Louise de Bescé entendit crier l’arrivée en gare d’Austerlitz. Accoudée à la portière, elle laissait au hasard ses sensations se suivre ou s’agglomérer. Une sorte d’hypnose triste et courageuse possédait son cerveau brumeux.

Le compartiment de première fut vide. Tous les occupants venaient de descendre. Le train se remit en marche vers Orsay.

La jeune fille laissa son regard errer sur les murs de cette espèce de tranchée, parallèle à la Seine, où courait le convoi traîné par une locomotive électrique. Il y eut l’arrêt du pont Saint-Michel, puis on entra dans la vaste gare d’Orsay, blanche et tumultueuse. Louise descendit tranquillement et se dirigea vers la sortie. Elle était au but.

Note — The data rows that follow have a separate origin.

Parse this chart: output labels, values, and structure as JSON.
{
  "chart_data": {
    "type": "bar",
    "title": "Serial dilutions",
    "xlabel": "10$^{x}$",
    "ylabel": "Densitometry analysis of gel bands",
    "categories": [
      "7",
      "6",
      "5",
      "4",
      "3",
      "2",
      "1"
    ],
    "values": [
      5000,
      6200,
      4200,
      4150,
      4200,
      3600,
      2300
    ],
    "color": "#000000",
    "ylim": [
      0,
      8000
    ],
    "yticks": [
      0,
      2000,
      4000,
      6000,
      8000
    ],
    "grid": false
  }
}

Après s’être donnée au jeune ouvrier qui maçonnait dans la chambre des suppliciés, Louise de Bescé avait connu un sombre désespoir. Son humeur devint capricieuse et fantasque. Elle s’aliéna en peu de temps toutes les amitiés qui l’accompagnaient jusque-là.

Ce qui la torturait surtout, c’était la crainte d’être enceinte des œuvres de cet amant sans gloire. Le souvenir de l’acte où elle s’était offerte comme une fille la brûlait nuit et jour. Elle avait maintenant retrouvé la chasteté et sa froideur d’avant le jour funeste. Mais cette terreur de devoir, bientôt peut-être, déclarer une grossesse à son père ne l’abandonna plus.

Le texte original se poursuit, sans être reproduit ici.